Dasrak wrote:This is an unfortunate necessity due to a design decision choice made in the damage calculations of 3rd edition D&D that Pathfinder inherited.But it doesn't follow that PF2 needs to inherit the same issues.
Just saying, when a modestly sized grizzly can grab over half a ton of drowned bison out of a hole in lake ice and drag it to shore without being all that unduly put out...
I saw footage of a polar bear pulling a beluga out of the water. Their strength is unreal.
PF2 could take care of this in a lot of ways. Give the bears an appropriately high Strength (which also means that big animals like elephants, dinosaurs, and dragons need really titanic Strength scores), and/or add more noncombat power to high Strength values. For larger animals, their feats of strength should be more potent, so a bear can simply lift or pull more than most (low-level, at least) heroes.

QuidEst |

Natural attacks and unarmed strikes are consolidated into one nice and consistent package, so whether you're using a fist, or a claw, or a crane flutter, or whatever, you only have to learn it once (also they work similarly to other weapons in most ways, so maybe you only have to learn it 0 times if you know the weapons? That just sounds weird though).

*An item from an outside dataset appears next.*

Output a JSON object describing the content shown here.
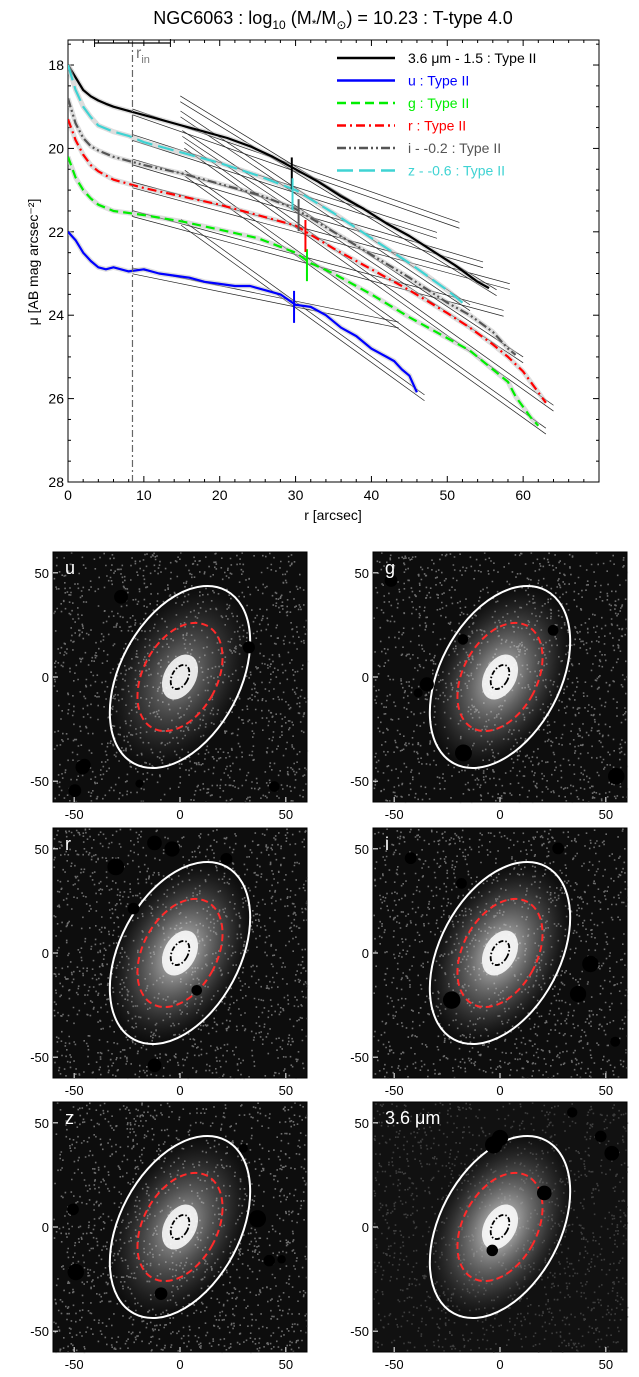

Joe M. wrote:I imagine one major benefit of this + the resonance system is that now a +1 Amulet of Mighty Fists (or whatever the PF2 equivalent is) really can be exactly equal in price and effect to a +1 LongswordMrgrgr, razzle frazzle natural attack/unarmed extra attacks per round forcing extra costs for monks. But no more!
Necroing my own thread for the update. From the sound of it, natural attacks are going to work like regular weapons now, doing a lot to level the playing field!